The 30 June 2008 reissued and remastered version of the album contains a take of the "Rough God Goes Riding" B-side "At the End of the Day". "Rough God Goes Riding" from this album was listed as one of the standout tracks from the six album reissue.
The album was recorded in Dublin, Ireland. The cover features a threatening-looking Morrison with Haji Ahkba alongside looking like he is one of his bodyguards.
The title song "The Healing Game" is about the tradition of Belfast street singing. Van Morrison in Q magazine said, "People find it incredible when I tell them that people used to sing and play music in the street.
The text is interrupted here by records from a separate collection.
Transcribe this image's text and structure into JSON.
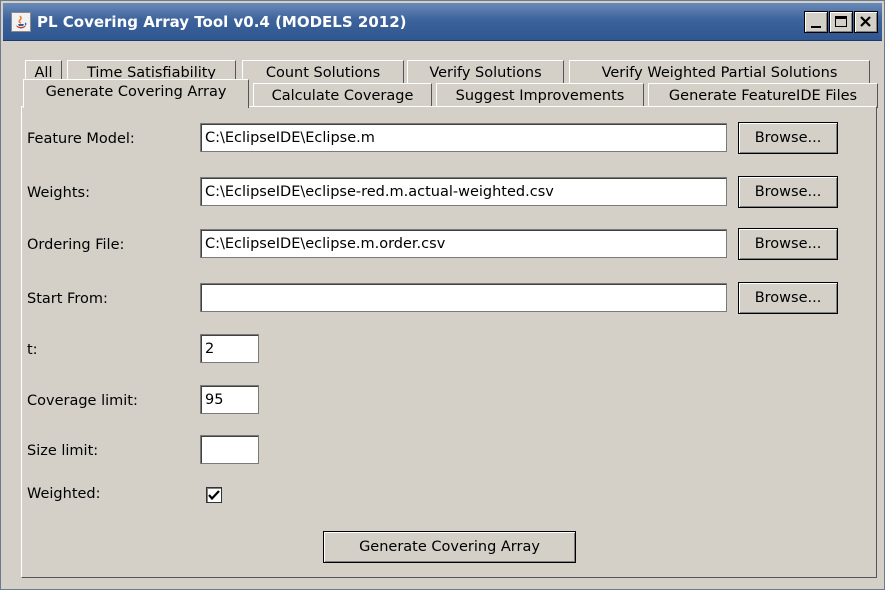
{
  "window": {
    "title": "PL Covering Array Tool v0.4 (MODELS 2012)",
    "controls": [
      "minimize",
      "maximize",
      "close"
    ]
  },
  "tabs": {
    "row1": [
      {
        "label": "All"
      },
      {
        "label": "Time Satisfiability"
      },
      {
        "label": "Count Solutions"
      },
      {
        "label": "Verify Solutions"
      },
      {
        "label": "Verify Weighted Partial Solutions"
      }
    ],
    "row2": [
      {
        "label": "Generate Covering Array",
        "selected": true
      },
      {
        "label": "Calculate Coverage"
      },
      {
        "label": "Suggest Improvements"
      },
      {
        "label": "Generate FeatureIDE Files"
      }
    ]
  },
  "form": {
    "feature_model": {
      "label": "Feature Model:",
      "value": "C:\\EclipseIDE\\Eclipse.m",
      "browse": "Browse..."
    },
    "weights": {
      "label": "Weights:",
      "value": "C:\\EclipseIDE\\eclipse-red.m.actual-weighted.csv",
      "browse": "Browse..."
    },
    "ordering_file": {
      "label": "Ordering File:",
      "value": "C:\\EclipseIDE\\eclipse.m.order.csv",
      "browse": "Browse..."
    },
    "start_from": {
      "label": "Start From:",
      "value": "",
      "browse": "Browse..."
    },
    "t": {
      "label": "t:",
      "value": "2"
    },
    "coverage_limit": {
      "label": "Coverage limit:",
      "value": "95"
    },
    "size_limit": {
      "label": "Size limit:",
      "value": ""
    },
    "weighted": {
      "label": "Weighted:",
      "checked": true
    }
  },
  "actions": {
    "generate": "Generate Covering Array"
  },
  "colors": {
    "titlebar": "#3d639c",
    "window_bg": "#d4d0c8",
    "title_text": "#ffffff"
  }
}
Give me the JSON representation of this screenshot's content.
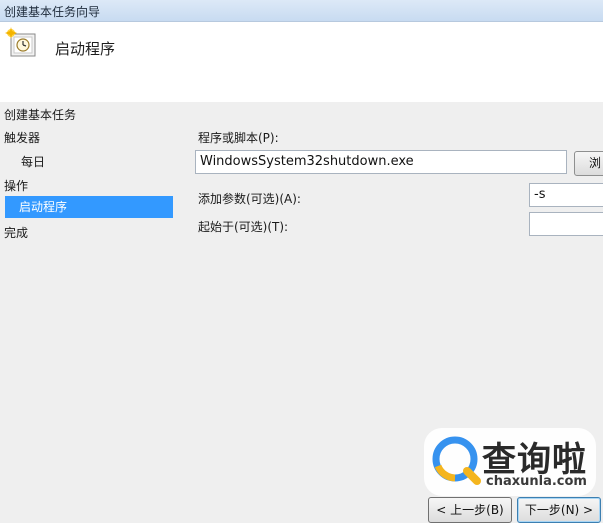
{
  "window": {
    "title": "创建基本任务向导"
  },
  "header": {
    "title": "启动程序",
    "icon": "scheduled-task-clock-icon"
  },
  "sidebar": {
    "items": [
      {
        "label": "创建基本任务"
      },
      {
        "label": "触发器"
      },
      {
        "label": "每日"
      },
      {
        "label": "操作"
      },
      {
        "label": "启动程序",
        "selected": true
      },
      {
        "label": "完成"
      }
    ]
  },
  "form": {
    "program_label": "程序或脚本(P):",
    "program_value": "WindowsSystem32shutdown.exe",
    "browse_label": "浏",
    "args_label": "添加参数(可选)(A):",
    "args_value": "-s",
    "start_label": "起始于(可选)(T):",
    "start_value": ""
  },
  "footer": {
    "back_label": "< 上一步(B)",
    "next_label": "下一步(N) >"
  },
  "watermark": {
    "name": "查询啦",
    "domain": "chaxunla.com"
  },
  "colors": {
    "selection": "#3399ff",
    "titlebar": "#c8dbf1",
    "panel": "#efefef"
  }
}
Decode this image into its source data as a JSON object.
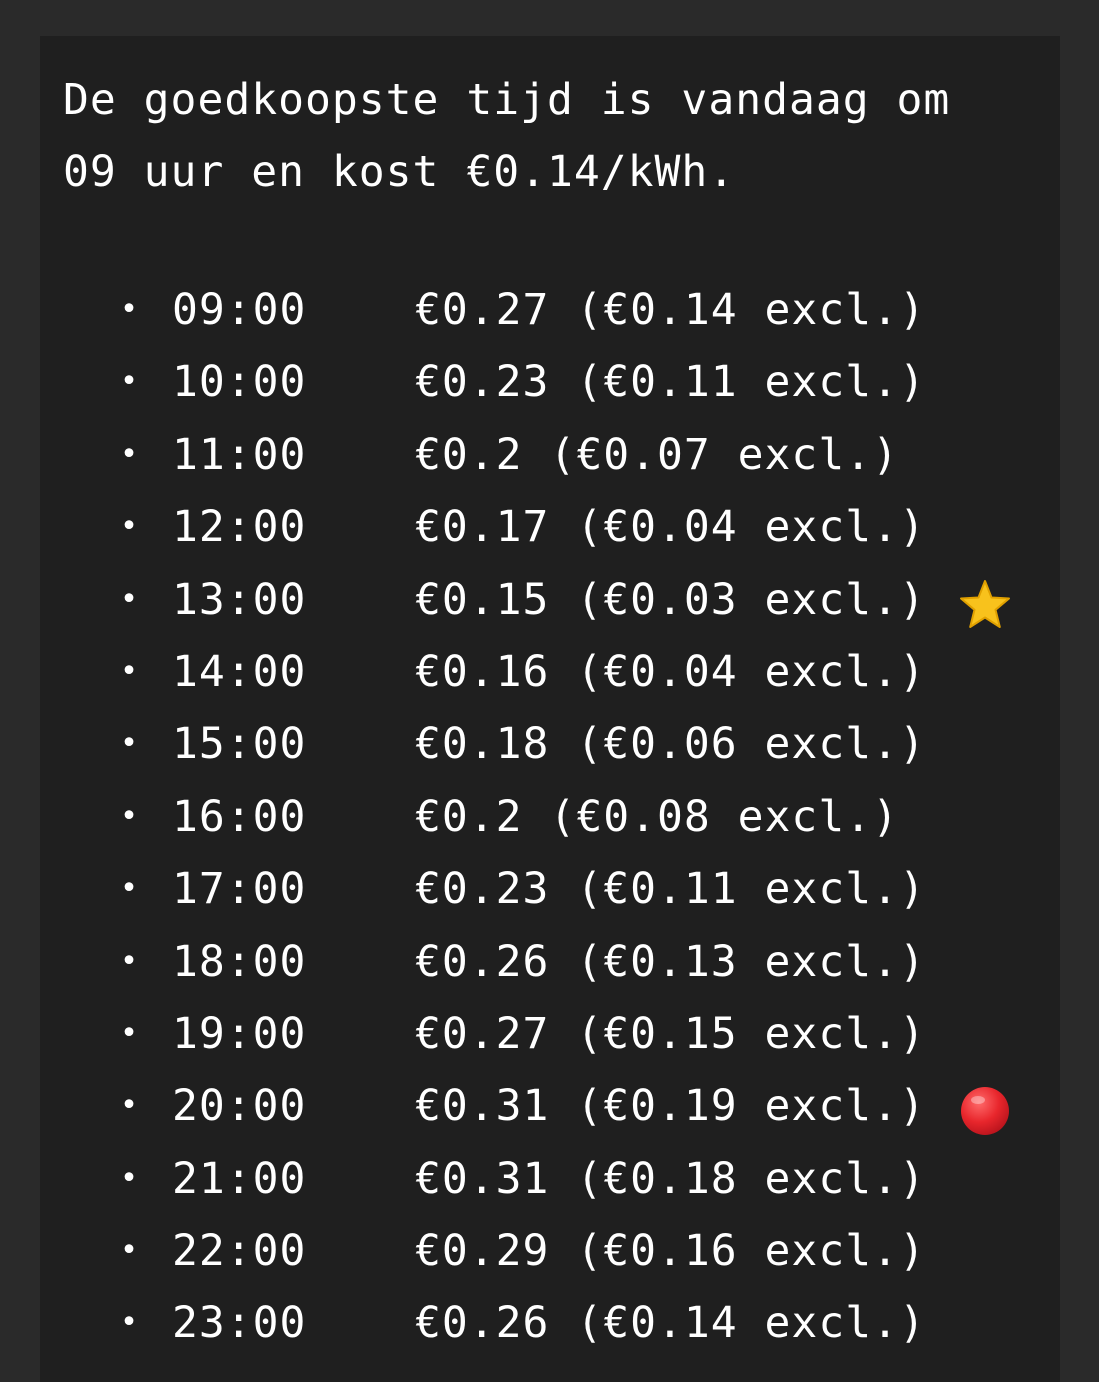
{
  "intro_text": "De goedkoopste tijd is vandaag om\n09 uur en kost €0.14/kWh.",
  "rows": [
    {
      "hour": "09:00",
      "price": "€0.27 (€0.14 excl.)",
      "marker": ""
    },
    {
      "hour": "10:00",
      "price": "€0.23 (€0.11 excl.)",
      "marker": ""
    },
    {
      "hour": "11:00",
      "price": "€0.2 (€0.07 excl.)",
      "marker": ""
    },
    {
      "hour": "12:00",
      "price": "€0.17 (€0.04 excl.)",
      "marker": ""
    },
    {
      "hour": "13:00",
      "price": "€0.15 (€0.03 excl.)",
      "marker": "star-icon"
    },
    {
      "hour": "14:00",
      "price": "€0.16 (€0.04 excl.)",
      "marker": ""
    },
    {
      "hour": "15:00",
      "price": "€0.18 (€0.06 excl.)",
      "marker": ""
    },
    {
      "hour": "16:00",
      "price": "€0.2 (€0.08 excl.)",
      "marker": ""
    },
    {
      "hour": "17:00",
      "price": "€0.23 (€0.11 excl.)",
      "marker": ""
    },
    {
      "hour": "18:00",
      "price": "€0.26 (€0.13 excl.)",
      "marker": ""
    },
    {
      "hour": "19:00",
      "price": "€0.27 (€0.15 excl.)",
      "marker": ""
    },
    {
      "hour": "20:00",
      "price": "€0.31 (€0.19 excl.)",
      "marker": "red-circle-icon"
    },
    {
      "hour": "21:00",
      "price": "€0.31 (€0.18 excl.)",
      "marker": ""
    },
    {
      "hour": "22:00",
      "price": "€0.29 (€0.16 excl.)",
      "marker": ""
    },
    {
      "hour": "23:00",
      "price": "€0.26 (€0.14 excl.)",
      "marker": ""
    }
  ],
  "colors": {
    "page_background": "#2a2a2a",
    "card_background": "#1f1f1f",
    "text": "#ffffff",
    "star": "#f8c21c",
    "red_circle": "#e8262c"
  }
}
I think there's a whole oral tradition that's disappeared." The song, "Rough God Goes Riding" is taken from a W. B. Yeats poem "The Second Coming" with its figure from the Apocalypse "rough beast". Leo Green's saxophone follows Morrison's voice like a twin brother. In "Waiting Game" he is "the brother of the snake" which Brian Hinton says refers to both his lost friend Jim Morrison (known for writing about "The Lizard King"), and the Garden of Eden. "Piper At The Gates Of Dawn" follows the children's book, The Wind in the Willows closely and Paddy Moloney plays uillean pipes with Phil Coulter on piano. On "Burning Ground" the singer relives a common scene from his childhood when jute was shipped to Belfast from India.